“They never get it right,” GOP House Majority Leader Lance Harris told the Chamber of Commerce of East Baton Rouge Parish last week.

Really, the Revenue Estimating Conference — rather than a series of jerry-rigged spending plans — was responsible for legislators returning 16 times over the past nine years to rebalance the state’s operating budget, Harris said to a group of conservative small business owners over lunch.

The REC determines how much money state government can spend and is “forcing us into budget cuts” when they adjust their projections after revenue collections don’t come in as anticipated, he said.

Though bashing pointy-headed intellectuals is always popular on the red-meat circuit, the REC rhetoric also is a cornerstone in the long-awaited plan House GOP leaders will officially roll out Monday to solve the budget.

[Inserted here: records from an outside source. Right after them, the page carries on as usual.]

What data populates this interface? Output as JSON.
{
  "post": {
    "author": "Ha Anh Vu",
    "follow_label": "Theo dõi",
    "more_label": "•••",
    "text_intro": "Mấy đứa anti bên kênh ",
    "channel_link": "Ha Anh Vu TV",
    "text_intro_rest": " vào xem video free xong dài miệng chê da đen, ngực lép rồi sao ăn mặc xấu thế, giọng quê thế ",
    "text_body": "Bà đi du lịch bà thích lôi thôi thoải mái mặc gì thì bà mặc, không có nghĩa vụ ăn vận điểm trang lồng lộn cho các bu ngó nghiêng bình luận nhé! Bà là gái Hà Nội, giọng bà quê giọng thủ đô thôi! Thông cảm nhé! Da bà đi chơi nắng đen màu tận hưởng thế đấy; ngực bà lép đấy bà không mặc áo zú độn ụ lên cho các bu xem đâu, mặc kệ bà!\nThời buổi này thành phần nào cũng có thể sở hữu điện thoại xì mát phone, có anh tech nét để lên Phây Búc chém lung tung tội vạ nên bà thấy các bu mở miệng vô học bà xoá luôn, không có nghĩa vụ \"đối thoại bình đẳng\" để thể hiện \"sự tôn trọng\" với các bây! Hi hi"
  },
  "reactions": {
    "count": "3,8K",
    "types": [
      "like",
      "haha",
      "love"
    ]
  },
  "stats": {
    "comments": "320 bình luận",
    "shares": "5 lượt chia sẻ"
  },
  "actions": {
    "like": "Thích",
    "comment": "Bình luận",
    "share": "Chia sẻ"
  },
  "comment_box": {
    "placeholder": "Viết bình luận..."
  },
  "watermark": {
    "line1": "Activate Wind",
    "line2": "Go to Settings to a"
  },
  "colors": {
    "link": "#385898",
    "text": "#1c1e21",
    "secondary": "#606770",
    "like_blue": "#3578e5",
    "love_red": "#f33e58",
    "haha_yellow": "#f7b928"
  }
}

Basically, Republicans argue that the budget was balanced as of March 1 from the fixes passed in February’s special session. And since the REC is “always wrong,” the House is recommending that the state appropriate only 97.6 percent of the monies that the conference estimates is available — rather than all of it, which is the custom. That’ll save $243 million, if the REC is correct, and help knock off about half of $1.4 billion needed after July 1, 2018 when the temporary taxes expire, Harris predicted.

House Appropriations Chair Cameron Henry hauled the trio of economists who put pencil to paper to come up with those revenue estimates into a hearing with the representatives most responsible for writing the state’s budget, but “don’t know why you exist.”

Erath Republican Rep. Blake Miguez, whose Acadiana district has been wracked with oilfield unemployment, jabbed his finger at the economists. “We have to do everything we can to be as competitive as possible and send the right message to oil and gas? Do you agree?”

“I neither affirm nor deny. I work for a boss who is a policy maker,” responded Manfredo Dix, the administration’s German-accented economist, dressed in an argyle sweater and with a tendency to say “yah” at the end of sentences.

“My job is to tell what is.”

The Revenue Estimating Conference was one of the reforms installed by Gov. Buddy Roemer in the late 1980s after the last fiscal crisis. Prior to that time, the governor essentially decided how much money state government had available to spend. An obedient Legislature dutifully spent that amount.

In the mid-1980s, when the price of oil collapsed, throwing half of the workers in oilfield production — about 50,000 people — out of work, fanciful estimates didn’t pan out and state government had trouble making payroll.

The REC is made up of the speaker of the House, the president of the Senate, the governor and an independent economist to keep honest the three politicians with their hands on the checkbook. All four have to agree to an estimate calculated by two economists — one working for the governor and one working for the Legislature.

Basically, the two economists independently review the situations surrounding about 40 sources of state revenues, such as taxes on sales, income and energy. Then, they plug employment and other statistics that drive the economy into a model that calculates the projection. They subtract a sheaf of dollars dedicated to specific services and the result is the amount on which the budget is built.

Once final receipts come in and can be compared to their earlier estimates, the economists have been off an average of 2.1 percent over the past 28 years, said Greg Albrecht, the chief economist for the Louisiana Legislative Fiscal Office.

That’s a pretty good record by any measure, but being a little off translates into a lot of money — about $300 million last year.

“Forecasting is a science in some sense because you throw in any regressions you have, independent variables and dependent variables. You have “r-squared” and all that technical Greek letter stuff,” Dix said. “You also have an ‘art’ portion there, the human judgment. Do you really believe what the machine is telling you?”

Though the precipitous drop in the price of oil certainly contributed to the state’s current economic woes, it’s the rollback in taxes and explosion of tax breaks that has created a crisis situation that legislators fix with temporary measures, said Jim Richardson, the LSU professor who serves as the REC’s independent economist.

“We really need to find a stable tax structure that has more than one year of life expectancy,” Richardson said. “Everybody wants stability and it seems to be a popular thing except when you start making the hard decisions to get there, then it gets a little tough."